Wednesday, March 05, 2008

My Ten Deadly Sins

Writer's block is the worst thing that can happen to any artist... actually, not the worst thing.  I guess, maybe writer's block and syphilis could qualify as worse.  Okay, uh: writer's block, syphilis, and being a Green Bay Packers fan during the month of March could all be rough.  At twenty-five, you would think I have a ready arsenal of tricks-up-my-sleeve to combat this malaise.  Nope.  I decided to list the top ten excuses I've been telling myself for the last two days to put off working on my various writing projects.

1. The City of Philadelphia will only see a Super Bowl championship if I'm calling the shots
Madden 08 has been calling to me for the last two days.  I've got to do my hometown proud from the privacy of my living room.  In my universe, Donovan McNabb's gimp knee is fine, the Philadelphia Eagles went 17-2 this past season, and we traded away three draft picks to get Randy Moss.

2. Research requires watching TV and the internet
As a performer in New York, I've got to stay sharp.  This means catching up on all the Law & Orders and Clark and Michaels I've been missing over the last year.

3. There are a lot of dogs in my neighborhood
Seriously, have you ever noticed?  I love dogs.  I've been a dog person ever since my first summer in New York in 2001.  There're adorable.  Nothing like going to Prospect Park all day to just stare at dogs.

4. Comedy Message Boards
There is a whole online community that I finally become a part of in the last seven months. But I've been doing improv for a year and a half now.  I've got to catch-up on having the same serious conversation about the craft with all the other nerds while also lambasting Hillary Clinton and contributing to the There Will Be Blood joke thread.  

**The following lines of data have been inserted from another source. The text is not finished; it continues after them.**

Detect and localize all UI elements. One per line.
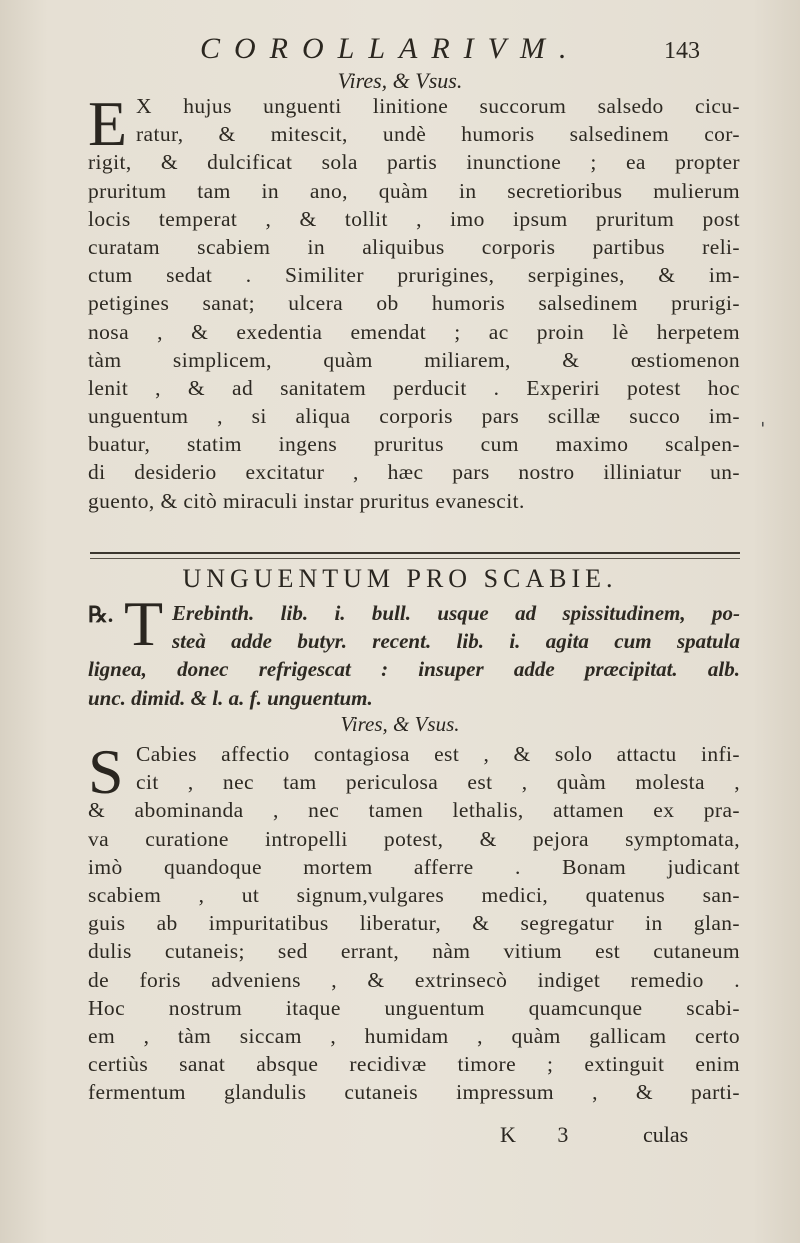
recipe-line: steà adde butyr. recent. lib. i. agita cum spatula <box>172 629 740 654</box>
text-line: ratur, & mitescit, undè humoris salsedinem cor- <box>136 122 740 147</box>
section-subheading-2: Vires, & Vsus. <box>340 712 460 736</box>
text-line: unguentum , si aliqua corporis pars scillæ succo im- <box>88 404 740 429</box>
text-line: guis ab impuritatibus liberatur, & segregatur in glan- <box>88 911 740 936</box>
text-line: tàm simplicem, quàm miliarem, & œstiomenon <box>88 347 740 372</box>
text-line: & abominanda , nec tamen lethalis, attamen ex pra- <box>88 798 740 823</box>
text-line: va curatione intropelli potest, & pejora symptomata, <box>88 826 740 851</box>
text-line: certiùs sanat absque recidivæ timore ; extinguit enim <box>88 1052 740 1077</box>
page-footer <box>0 1122 800 1152</box>
section-title: UNGUENTUM PRO SCABIE. <box>182 564 618 593</box>
text-line: imò quandoque mortem afferre . Bonam judicant <box>88 854 740 879</box>
text-line: X hujus unguenti linitione succorum salsedo cicu- <box>136 94 740 118</box>
recipe-text <box>88 600 740 713</box>
text-line: dulis cutaneis; sed errant, nàm vitium est cutaneum <box>88 939 740 964</box>
drop-capital-e: E <box>88 88 128 159</box>
text-line: petigines sanat; ulcera ob humoris salsedinem prurigi- <box>88 291 740 316</box>
section-divider <box>90 552 740 554</box>
catchword: culas <box>643 1122 689 1147</box>
section-divider-thin <box>90 558 740 559</box>
margin-mark: ˈ <box>760 418 766 442</box>
running-header <box>0 32 800 72</box>
text-line: di desiderio excitatur , hæc pars nostro illiniatur un- <box>88 460 740 485</box>
recipe-symbol: ℞. <box>88 602 114 627</box>
page-number: 143 <box>664 38 700 64</box>
running-title: COROLLARIVM. <box>200 32 581 65</box>
text-line: pruritum tam in ano, quàm in secretioribus mulierum <box>88 178 740 203</box>
text-line: fermentum glandulis cutaneis impressum , & parti- <box>88 1080 740 1105</box>
text-line: de foris adveniens , & extrinsecò indiget remedio . <box>88 967 740 992</box>
section-subheading: Vires, & Vsus. <box>337 68 463 93</box>
text-line: buatur, statim ingens pruritus cum maximo scalpen- <box>88 432 740 457</box>
text-line: cit , nec tam periculosa est , quàm molesta , <box>136 770 740 795</box>
recipe-line: lignea, donec refrigescat : insuper adde præcipitat. alb. <box>88 657 740 682</box>
text-line: locis temperat , & tollit , imo ipsum pruritum post <box>88 206 740 231</box>
drop-capital-t: T <box>124 588 164 659</box>
text-line: em , tàm siccam , humidam , quàm gallicam certo <box>88 1023 740 1048</box>
paragraph-scabies <box>88 736 740 1106</box>
text-line: lenit , & ad sanitatem perducit . Experiri potest hoc <box>88 375 740 400</box>
paragraph-vires-usus <box>88 88 740 515</box>
text-line: Cabies affectio contagiosa est , & solo attactu infi- <box>136 742 740 766</box>
text-line: curatam scabiem in aliquibus corporis partibus reli- <box>88 234 740 259</box>
text-line: rigit, & dulcificat sola partis inunctione ; ea propter <box>88 150 740 175</box>
text-line: guento, & citò miraculi instar pruritus evanescit. <box>88 488 525 513</box>
recipe-line: unc. dimid. & l. a. f. unguentum. <box>88 685 373 710</box>
drop-capital-s: S <box>88 736 124 807</box>
text-line: scabiem , ut signum,vulgares medici, quatenus san- <box>88 882 740 907</box>
text-line: nosa , & exedentia emendat ; ac proin lè herpetem <box>88 319 740 344</box>
signature-mark: K 3 <box>500 1122 587 1147</box>
text-line: Hoc nostrum itaque unguentum quamcunque scabi- <box>88 995 740 1020</box>
text-line: ctum sedat . Similiter prurigines, serpigines, & im- <box>88 263 740 288</box>
recipe-line: Erebinth. lib. i. bull. usque ad spissitudinem, po- <box>172 601 740 625</box>
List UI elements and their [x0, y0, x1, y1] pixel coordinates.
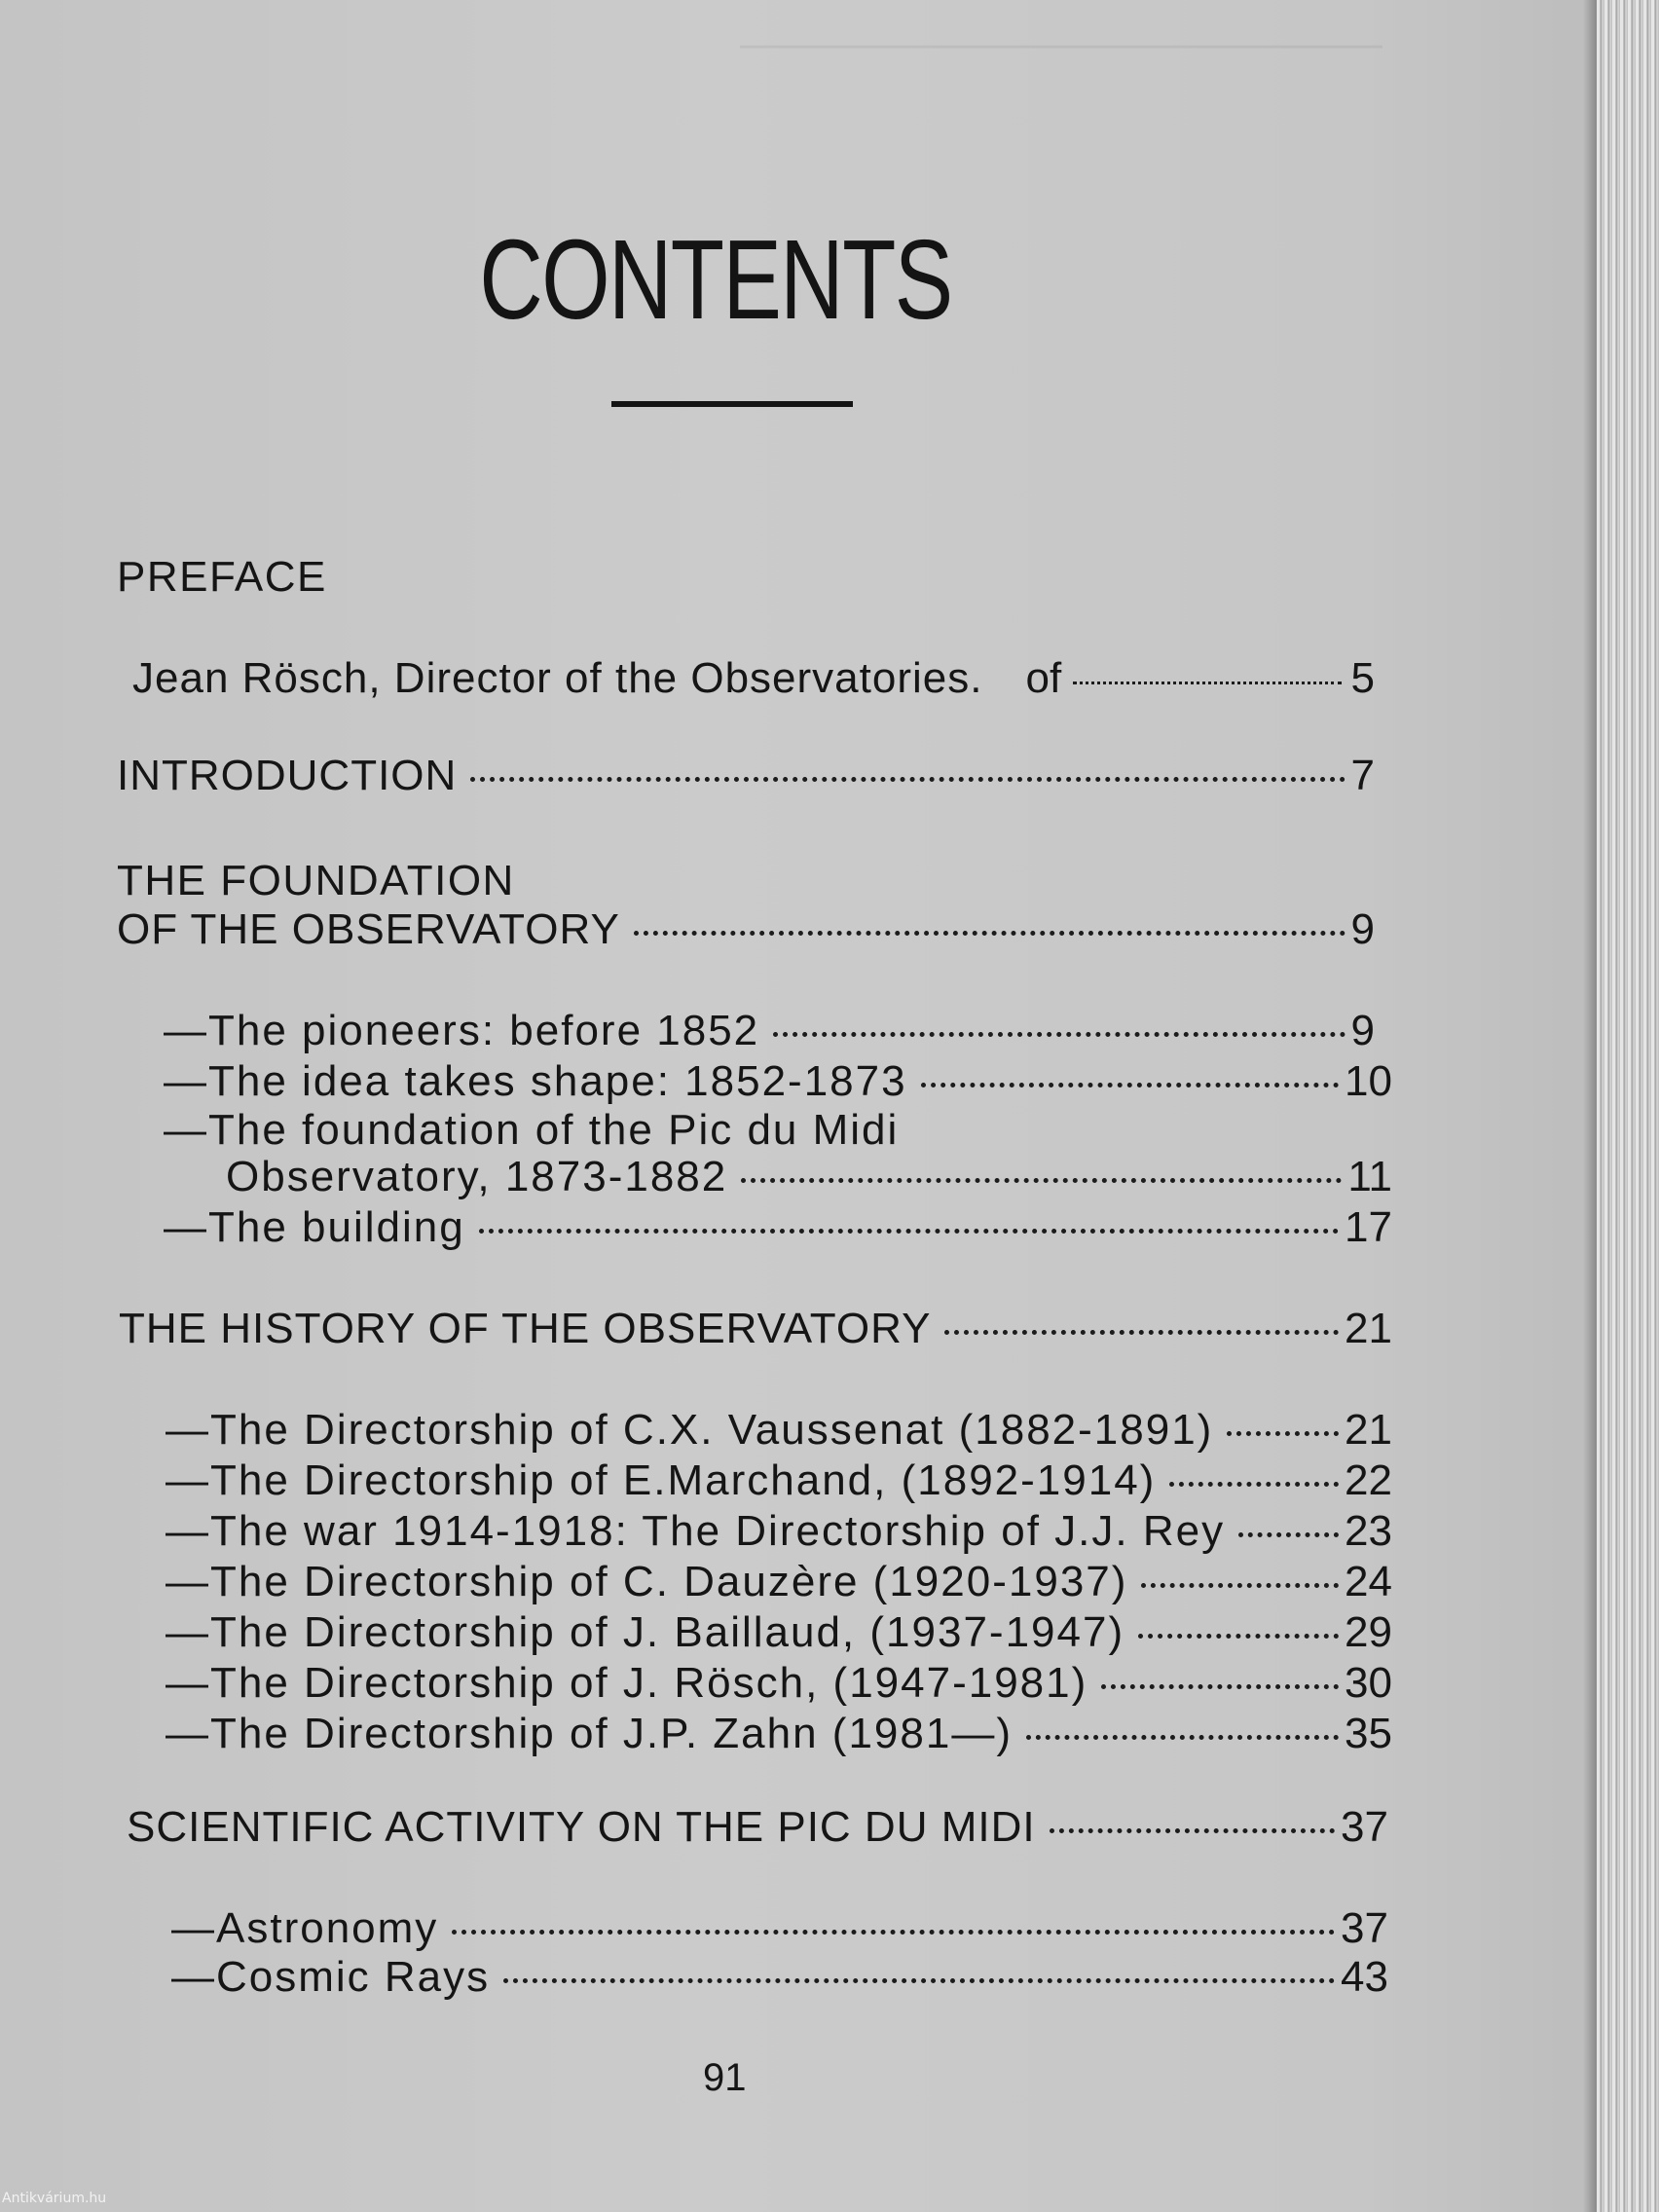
page-title: CONTENTS	[479, 216, 952, 343]
toc-page-number: 11	[1347, 1153, 1392, 1200]
toc-page-number: 35	[1345, 1710, 1392, 1757]
toc-entry-label: The building	[208, 1203, 465, 1251]
toc-entry-label: Cosmic Rays	[216, 1953, 491, 2001]
toc-entry-label: The pioneers: before 1852	[208, 1007, 760, 1054]
toc-page-number: 5	[1350, 654, 1375, 702]
toc-entry-label: The Directorship of C. Dauzère (1920-1937)	[210, 1558, 1128, 1605]
toc-entry-history[interactable]	[119, 1305, 1392, 1363]
toc-page-number: 37	[1341, 1904, 1388, 1952]
dash: —	[166, 1659, 208, 1707]
toc-entry-label: The Directorship of E.Marchand, (1892-1914)	[210, 1456, 1157, 1504]
toc-page-number: 21	[1345, 1305, 1392, 1352]
toc-subentry[interactable]	[166, 1456, 1392, 1515]
toc-page-number: 7	[1350, 752, 1375, 799]
toc-page-number: 9	[1350, 905, 1375, 953]
leader-dots	[634, 931, 1346, 936]
leader-dots	[1138, 1634, 1339, 1639]
toc-subentry[interactable]	[164, 1007, 1375, 1065]
toc-entry-label: Jean Rösch, Director of the Observatories.	[132, 654, 983, 702]
watermark: Antikvárium.hu	[2, 2191, 107, 2206]
toc-entry-suffix: of	[1025, 654, 1062, 702]
leader-dots	[479, 1229, 1339, 1234]
toc-entry-label-line1: The foundation of the Pic du Midi	[208, 1106, 900, 1154]
toc-entry-label: Observatory, 1873-1882	[226, 1153, 728, 1200]
toc-entry-label: The Directorship of J.P. Zahn (1981—)	[210, 1710, 1013, 1757]
section-heading-foundation-line1: THE FOUNDATION	[117, 857, 515, 904]
section-heading-preface: PREFACE	[117, 553, 327, 601]
toc-entry-label: OF THE OBSERVATORY	[117, 905, 620, 953]
dash: —	[166, 1710, 208, 1757]
dash: —	[166, 1558, 208, 1605]
toc-entry-label: The Directorship of J. Baillaud, (1937-1947)	[210, 1608, 1125, 1656]
toc-entry-label: SCIENTIFIC ACTIVITY ON THE PIC DU MIDI	[127, 1803, 1036, 1851]
toc-entry-scientific[interactable]	[127, 1803, 1388, 1862]
toc-page-number: 23	[1345, 1507, 1392, 1555]
toc-entry-label: The idea takes shape: 1852-1873	[208, 1057, 907, 1105]
leader-dots	[1050, 1828, 1335, 1833]
toc-subentry[interactable]	[171, 1953, 1388, 2011]
dash: —	[164, 1007, 206, 1054]
toc-subentry[interactable]	[166, 1659, 1392, 1717]
leader-dots	[1141, 1583, 1339, 1588]
toc-page-number: 22	[1345, 1456, 1392, 1504]
toc-entry-introduction[interactable]	[117, 752, 1375, 810]
toc-subentry[interactable]	[166, 1558, 1392, 1616]
dash: —	[166, 1507, 208, 1555]
dash: —	[166, 1456, 208, 1504]
toc-subentry[interactable]	[166, 1710, 1392, 1768]
toc-entry-foundation[interactable]	[117, 905, 1375, 964]
leader-dots	[944, 1330, 1339, 1335]
dash: —	[171, 1904, 214, 1952]
toc-page-number: 37	[1341, 1803, 1388, 1851]
toc-page-number: 29	[1345, 1608, 1392, 1656]
leader-dots	[1026, 1735, 1339, 1740]
toc-subentry-line1	[164, 1106, 899, 1155]
toc-subentry[interactable]	[166, 1507, 1392, 1566]
toc-page-number: 21	[1345, 1406, 1392, 1454]
toc-subentry[interactable]	[164, 1203, 1392, 1262]
show-through-text: ———————————————	[740, 19, 1382, 67]
dash: —	[166, 1406, 208, 1454]
page-number: 91	[703, 2056, 747, 2099]
leader-dots	[452, 1930, 1335, 1935]
leader-dots	[1238, 1532, 1339, 1537]
toc-entry-label: The Directorship of C.X. Vaussenat (1882-1891)	[210, 1406, 1214, 1454]
toc-entry-label: The Directorship of J. Rösch, (1947-1981)	[210, 1659, 1088, 1707]
dash: —	[164, 1057, 206, 1105]
title-rule	[611, 401, 853, 407]
leader-dots	[921, 1083, 1339, 1088]
dash: —	[166, 1608, 208, 1656]
toc-subentry[interactable]	[226, 1153, 1392, 1211]
toc-entry-label: The war 1914-1918: The Directorship of J.J. Rey	[210, 1507, 1226, 1555]
toc-entry-label: Astronomy	[216, 1904, 439, 1952]
toc-entry-preface-author[interactable]	[132, 654, 1375, 713]
leader-dots	[1101, 1684, 1339, 1689]
dash: —	[171, 1953, 214, 2001]
toc-page-number: 24	[1345, 1558, 1392, 1605]
leader-dots	[470, 777, 1345, 782]
dash: —	[164, 1106, 208, 1154]
leader-dots	[1227, 1431, 1339, 1436]
dash: —	[164, 1203, 206, 1251]
toc-page-number: 10	[1345, 1057, 1392, 1105]
book-edge	[1597, 0, 1659, 2212]
leader-dots	[1073, 682, 1341, 684]
leader-dots	[1169, 1482, 1339, 1487]
toc-subentry[interactable]	[166, 1406, 1392, 1464]
toc-page-number: 17	[1345, 1203, 1392, 1251]
toc-page-number: 30	[1345, 1659, 1392, 1707]
toc-entry-label: INTRODUCTION	[117, 752, 458, 799]
toc-entry-label: THE HISTORY OF THE OBSERVATORY	[119, 1305, 932, 1352]
leader-dots	[741, 1178, 1342, 1183]
leader-dots	[773, 1032, 1345, 1037]
leader-dots	[503, 1978, 1335, 1983]
toc-subentry[interactable]	[166, 1608, 1392, 1667]
toc-page-number: 43	[1341, 1953, 1388, 2001]
toc-page-number: 9	[1350, 1007, 1375, 1054]
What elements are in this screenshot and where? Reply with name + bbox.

5. I've got mid-season, after the All-Star break, post-trade deadline NBA fever
Catch it!

6. Look at the size of this Sunday New York Times!
It's huge!  Chuck Klosterman wrote an article about the rebuilding of the Boston Celtics, Mikhail Baryshnikov is a new consultant from some ballet company, we're losing the fight in Afghanistan - there's a story in the "Real Estate" section about some dumb schmuck who wanted to live in Manhattan for under $900 a month and he had to settle for Astoria!  C'mon people!

7. There's a 2:15 showing of Into The Wild and, maybe, I could movie-hop into the 5:45 showing of There Will Be Blood
Hmmm...

8. The collective (and collected) wisdom in the two month old "10 Years of 'What I've Learned'" issue of Esquire I still have
Words of experience never sounded truer from a Iraq war veteran, Michael J. Fox, Joan Rivers, and some guy from Teaneck, N.J.

9. Facebook has become my new personal assistant
What's that Facebook?  All those jerk-off kids who didn't get me in high school are now married, have a kid, and are still in their mid-twenties?  HA!  They never left home?  Double HA!  They're pulling in a steady five-figure salary with health insurance and a 401(k)?  Triple - wait a minute...

10. Brooklyn chicks are my kryptonite
Okay: it's Sunday night, it's 11:30, my apartment is half-cleaned, I've got work in the morning, but the bars are still open... somebody's gotta want to get laid, too.

1 comments:

Stella IV said...

Kind of sounds like all the things I do at work all day when my boss goes to LA for the week. Cept for the video games and manly things, of course.